Un bâillement faillit lui décrocher la mâchoire ; ses doigts massèrent ses joues.
Après un rapide tour à la salle de bains pour se laver et enfiler son pyjama, Héloïse s’effondra sur son matelas, non sans avoir vérifié que sa fenêtre était entrebâillée – l’automne était presque aussi chaud que l’été, cette année. Rassurée, elle se roula enfin en boule sous les draps.
Petit à petit, ses pensées l’accaparèrent de nouveau. Elle ne pouvait pas s’en empêcher…
Son cœur se noua d’une angoisse mâtinée de peine ; qu’avait-elle manqué pour en arriver là ? Qu’est-ce qui ne tournait pas rond chez elle ?

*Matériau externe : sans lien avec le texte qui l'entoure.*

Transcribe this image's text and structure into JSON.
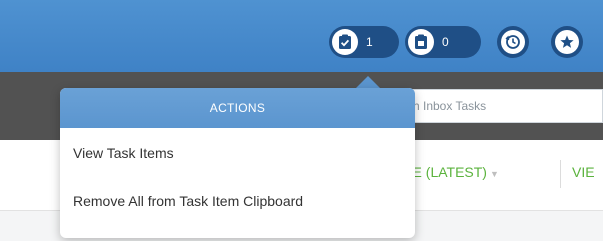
{
  "header": {
    "task_count": "1",
    "clipboard_count": "0",
    "icons": [
      "task-checklist-icon",
      "clipboard-icon",
      "history-icon",
      "star-icon"
    ],
    "colors": {
      "bar": "#4388c9",
      "pill": "#1f4f86"
    }
  },
  "search": {
    "placeholder": "rch Inbox Tasks"
  },
  "sort": {
    "label": "TE (LATEST)",
    "view_label": "VIE",
    "color": "#5bb33d"
  },
  "actions_menu": {
    "title": "ACTIONS",
    "items": [
      {
        "label": "View Task Items"
      },
      {
        "label": "Remove All from Task Item Clipboard"
      }
    ]
  }
}
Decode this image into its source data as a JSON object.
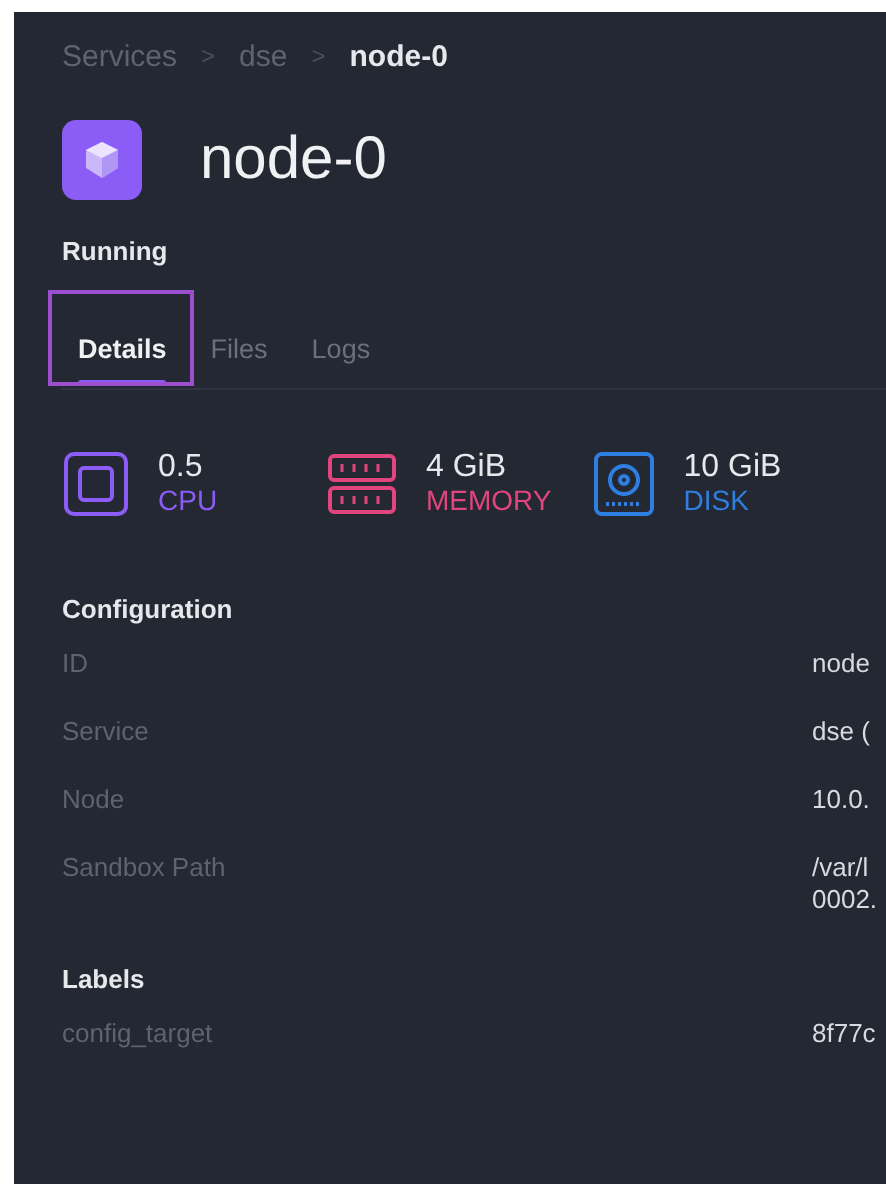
{
  "breadcrumb": [
    {
      "label": "Services",
      "current": false
    },
    {
      "label": "dse",
      "current": false
    },
    {
      "label": "node-0",
      "current": true
    }
  ],
  "breadcrumb_separator": ">",
  "title": "node-0",
  "status": "Running",
  "tabs": [
    {
      "label": "Details",
      "selected": true
    },
    {
      "label": "Files",
      "selected": false
    },
    {
      "label": "Logs",
      "selected": false
    }
  ],
  "resources": [
    {
      "kind": "cpu",
      "value": "0.5",
      "label": "CPU",
      "color": "#8b5cf6"
    },
    {
      "kind": "memory",
      "value": "4 GiB",
      "label": "MEMORY",
      "color": "#e0457b"
    },
    {
      "kind": "disk",
      "value": "10 GiB",
      "label": "DISK",
      "color": "#2f7fe0"
    }
  ],
  "sections": [
    {
      "heading": "Configuration",
      "rows": [
        {
          "key": "ID",
          "value": [
            "node"
          ]
        },
        {
          "key": "Service",
          "value": [
            "dse ("
          ]
        },
        {
          "key": "Node",
          "value": [
            "10.0."
          ]
        },
        {
          "key": "Sandbox Path",
          "value": [
            "/var/l",
            "0002."
          ]
        }
      ]
    },
    {
      "heading": "Labels",
      "rows": [
        {
          "key": "config_target",
          "value": [
            "8f77c"
          ]
        }
      ]
    }
  ]
}
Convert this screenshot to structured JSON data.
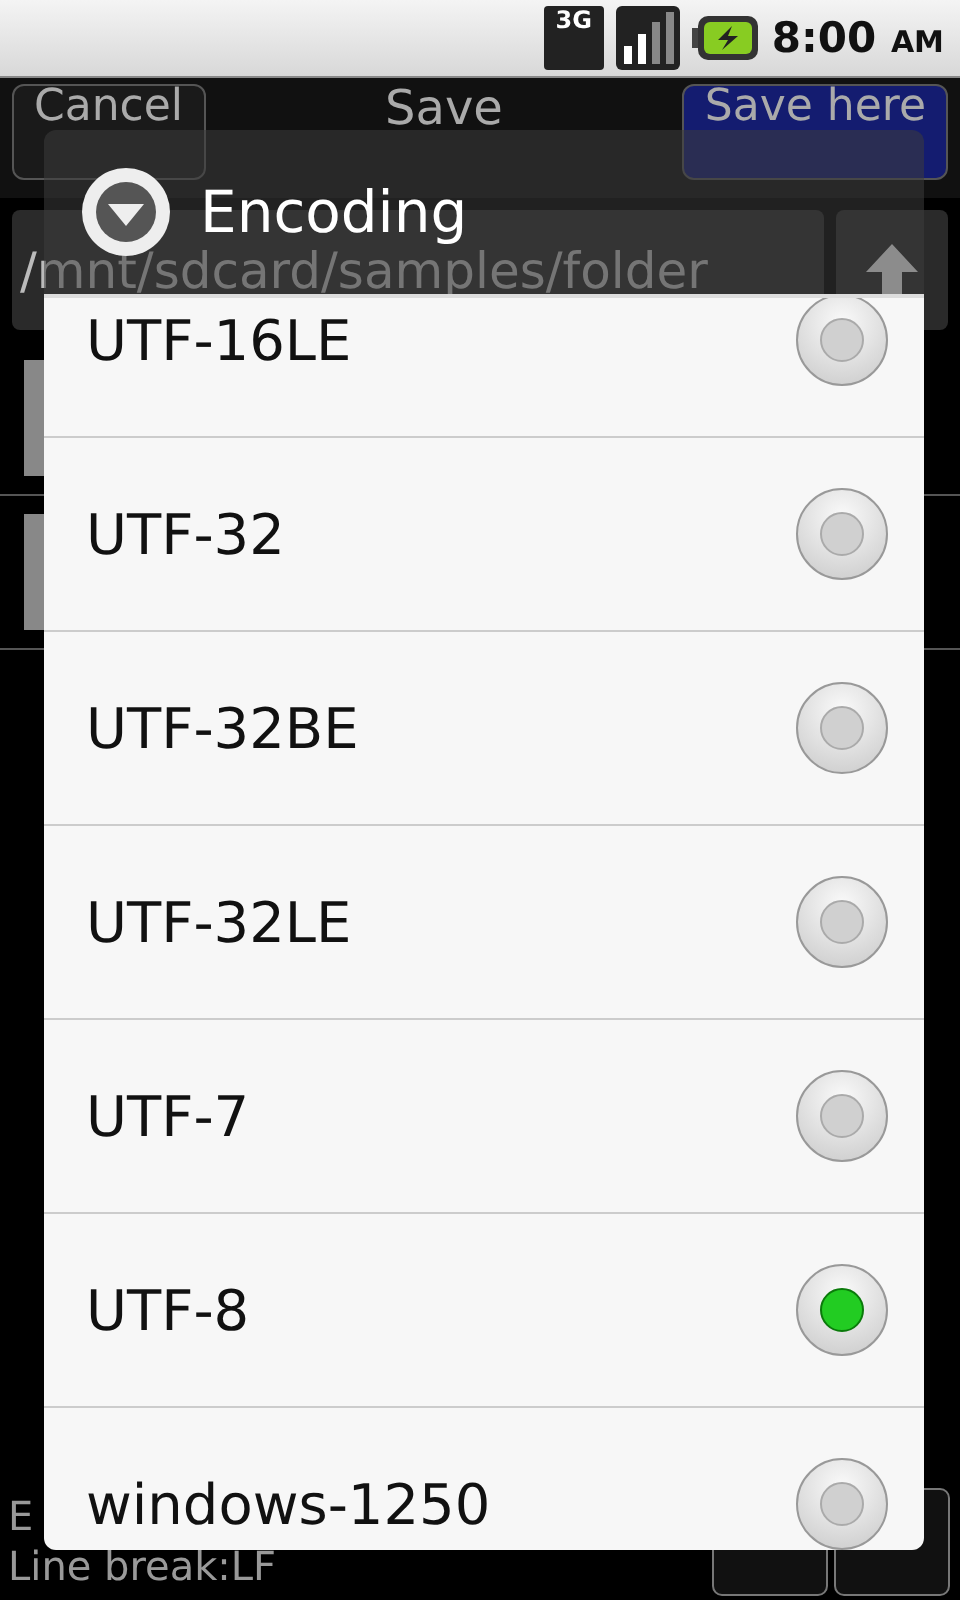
{
  "status_bar": {
    "network": "3G",
    "time": "8:00",
    "ampm": "AM"
  },
  "toolbar": {
    "cancel": "Cancel",
    "title": "Save",
    "save_here": "Save here"
  },
  "path": "/mnt/sdcard/samples/folder",
  "footer": {
    "encoding_label": "E",
    "line_break": "Line break:LF"
  },
  "dialog": {
    "title": "Encoding",
    "options": [
      {
        "label": "UTF-16LE",
        "selected": false
      },
      {
        "label": "UTF-32",
        "selected": false
      },
      {
        "label": "UTF-32BE",
        "selected": false
      },
      {
        "label": "UTF-32LE",
        "selected": false
      },
      {
        "label": "UTF-7",
        "selected": false
      },
      {
        "label": "UTF-8",
        "selected": true
      },
      {
        "label": "windows-1250",
        "selected": false
      }
    ]
  }
}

Héloïse se tourna sur le côté, dos à la fenêtre, en serrant un de ses oreillers contre elle.
Tu es de retour chez maman, mais ce n’est pas la fin de ta vie.
Non. Cette situation lui permettrait de remonter la pente, et plus encore. Il lui fallait saisir cette chance, coûte que coûte – et se battre. Héloïse s’accrocha à cette certitude afin de repousser les démons de la culpabilité et du doute, jusqu’à sombrer dans les bras de Morphée.
[1] Role Playing Game : jeu de rôle
[2] PlayStation Portable.
[3] Jeu vidéo de rôle, développé par Square Co., Ltd., sorti sur Famicom (NES) en 1988 au Japon, et adapté sur PSP en 2008.